The channel response is derived from the full differential S-parameter matrix which can be measured or extracted from the pulse response of the channel including everything in the path from the BERTScope pattern generator output to the pins of the receiver being tested.

Crosstalk can be included through multi-channel S-parameters or by the measured peak-to-peak crosstalk voltage. The model optimizes the transmitter FFE taps and the reference receiver CTLE gain and/or DFE taps to get the largest eye opening possible from which values for the EH and EW are produced.

Small adjustments to the transmitted voltage swing and/or applied RMS RJ (random jitter), DM-SI, and/or SJ stresses are usually necessary to tune the EH and EW to the required values—PCIe Gen4 requires EH12 = 15 mV and EH12 = 0.3 UI to within 15%.

FIGURE 12. Stressed tolerance test SJ templates for (a) IR (independent reference clock) PCIe—the single point of high SJ at 33 kHz represents SSC stress, (b) CC (common or distributed reference clock) PCIe, and (c) 22.5 Gb/s SAS.


Configure the BERTScope transmitter with the stresses that resulted from the calibration procedure. The receiver can either report BER itself or be configured in loopback mode so that the BERTScope measures BER. The transmitter FFE taps derived during eye calibration can be used for a minimal tolerance test, but including link training in the process is a more complete test.

The tests vary for different standards but follow the same theme: begin with low frequency, high amplitude SJ and measure BER across an SJ template like one of those shown in Figure 12. If the receiver performs at or better than the required BER across the SJ template, then it is compliant.

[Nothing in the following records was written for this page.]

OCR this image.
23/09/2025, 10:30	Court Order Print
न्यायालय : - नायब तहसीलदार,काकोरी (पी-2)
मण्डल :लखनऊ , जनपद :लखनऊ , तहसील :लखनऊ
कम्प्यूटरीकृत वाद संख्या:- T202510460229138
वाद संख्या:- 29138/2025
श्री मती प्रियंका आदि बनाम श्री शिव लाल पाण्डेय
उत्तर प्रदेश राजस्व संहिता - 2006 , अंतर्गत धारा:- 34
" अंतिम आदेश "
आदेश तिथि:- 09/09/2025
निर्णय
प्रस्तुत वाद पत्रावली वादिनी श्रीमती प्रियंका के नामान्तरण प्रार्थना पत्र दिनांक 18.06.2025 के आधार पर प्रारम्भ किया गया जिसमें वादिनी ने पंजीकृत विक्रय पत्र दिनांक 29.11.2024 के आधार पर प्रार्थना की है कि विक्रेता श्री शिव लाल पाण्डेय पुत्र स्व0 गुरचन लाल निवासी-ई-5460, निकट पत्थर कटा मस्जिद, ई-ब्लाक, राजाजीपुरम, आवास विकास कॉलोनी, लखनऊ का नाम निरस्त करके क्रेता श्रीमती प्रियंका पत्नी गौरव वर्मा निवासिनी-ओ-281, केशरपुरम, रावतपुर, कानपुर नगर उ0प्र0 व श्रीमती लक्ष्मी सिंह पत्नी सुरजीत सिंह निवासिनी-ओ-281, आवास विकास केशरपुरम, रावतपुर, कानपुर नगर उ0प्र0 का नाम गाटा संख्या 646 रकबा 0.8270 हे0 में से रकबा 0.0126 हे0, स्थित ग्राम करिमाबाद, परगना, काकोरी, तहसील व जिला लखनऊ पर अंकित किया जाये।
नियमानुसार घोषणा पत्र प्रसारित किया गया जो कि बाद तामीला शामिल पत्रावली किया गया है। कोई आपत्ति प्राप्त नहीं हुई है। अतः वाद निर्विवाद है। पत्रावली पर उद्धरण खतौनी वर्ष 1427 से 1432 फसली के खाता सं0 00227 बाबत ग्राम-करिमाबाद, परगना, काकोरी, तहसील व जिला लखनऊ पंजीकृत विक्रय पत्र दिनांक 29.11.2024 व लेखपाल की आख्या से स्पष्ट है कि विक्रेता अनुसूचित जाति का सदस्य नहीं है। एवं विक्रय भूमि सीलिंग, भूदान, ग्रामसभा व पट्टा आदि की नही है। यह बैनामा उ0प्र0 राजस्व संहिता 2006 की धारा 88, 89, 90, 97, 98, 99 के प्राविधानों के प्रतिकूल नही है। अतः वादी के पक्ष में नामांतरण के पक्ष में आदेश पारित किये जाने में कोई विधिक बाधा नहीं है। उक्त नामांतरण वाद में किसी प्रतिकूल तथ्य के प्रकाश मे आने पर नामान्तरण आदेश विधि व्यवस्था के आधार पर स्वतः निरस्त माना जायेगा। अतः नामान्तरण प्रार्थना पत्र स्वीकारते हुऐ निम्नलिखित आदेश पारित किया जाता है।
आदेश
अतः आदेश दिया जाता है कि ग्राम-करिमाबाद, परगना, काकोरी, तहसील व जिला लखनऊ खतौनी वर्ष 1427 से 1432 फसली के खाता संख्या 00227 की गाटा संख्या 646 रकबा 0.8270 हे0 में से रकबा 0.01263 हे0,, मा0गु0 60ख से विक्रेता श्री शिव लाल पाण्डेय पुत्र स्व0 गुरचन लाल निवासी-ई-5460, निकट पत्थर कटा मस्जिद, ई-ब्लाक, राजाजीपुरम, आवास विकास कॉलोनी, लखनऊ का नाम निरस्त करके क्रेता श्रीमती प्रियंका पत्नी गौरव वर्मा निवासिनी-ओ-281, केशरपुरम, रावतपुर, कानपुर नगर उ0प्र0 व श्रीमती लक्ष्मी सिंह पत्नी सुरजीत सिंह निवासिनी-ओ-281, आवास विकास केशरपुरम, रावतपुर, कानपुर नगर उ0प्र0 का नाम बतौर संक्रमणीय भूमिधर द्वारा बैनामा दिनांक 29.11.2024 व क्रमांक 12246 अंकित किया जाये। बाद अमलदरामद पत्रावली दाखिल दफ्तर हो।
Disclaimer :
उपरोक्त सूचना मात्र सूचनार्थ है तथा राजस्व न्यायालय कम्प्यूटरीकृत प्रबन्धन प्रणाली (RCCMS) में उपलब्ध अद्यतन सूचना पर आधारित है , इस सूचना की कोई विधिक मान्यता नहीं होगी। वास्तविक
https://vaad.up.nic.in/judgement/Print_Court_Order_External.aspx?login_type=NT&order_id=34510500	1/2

In practice, the test is usually performed at a handful of points in the SJ template; at least one point at low SJ frequency and high amplitude, one point within the CR roll off, and one at high SJ frequency, low amplitude.

7. Conclusion

The rapid expansion of I/O demands in every type of enterprise computing from data centers to business-wide servers is pushing high speed connectivity standards like PCIe and SAS to higher data rates and, with every increase in data rate, receiver testing grows more complicated. The greatest complications for Gen4 are link training, the use of models to calibrate the stressed eye parameters, and the introduction of FEC.

The BERT's roles as the ultimate judge of component and system performance and as stressed signal transmitter are well established. We've seen here that well equipped BERTs can also play key roles in diagnostic test and debug.

FIGURE 13. The Tektronix 32 Gb/s BSX320 BERTScope.

The protocol-aware BSX-series BERTScopes with Error Location Analysis and built-in 4-tap transmitter FFE, can:

  • Test adaptive equalization link training.
  • Transmit scrambled and encoded signals with symbols packaged in protocol blocks and, at the error detector, decode and descramble patterns and match block payloads.
  • Create stimulus-response test conditions with sequence advance by software control, external signal, or by matching detected patterns with up to 128 states and two levels of loop nesting.
  • Simultaneously measure both pre-FEC and post-FEC BER.
  • Perform stressed receiver tolerance tests with the complete suite of precise signal impairments including DM-SI and CM-SI.
  • Process data in real time at up to 32 Gb/s.
  • Provide actionable diagnostic information.

We can't probe within the serdes chipset to analyze the performance of its differential input, clock recovery, equalization, and bit slicer, but the BSX-series BERTScope's large pattern memory and Error Location Analysis allows us to diagnose the performance of each internal component with carefully chosen test pattern-stress combinations.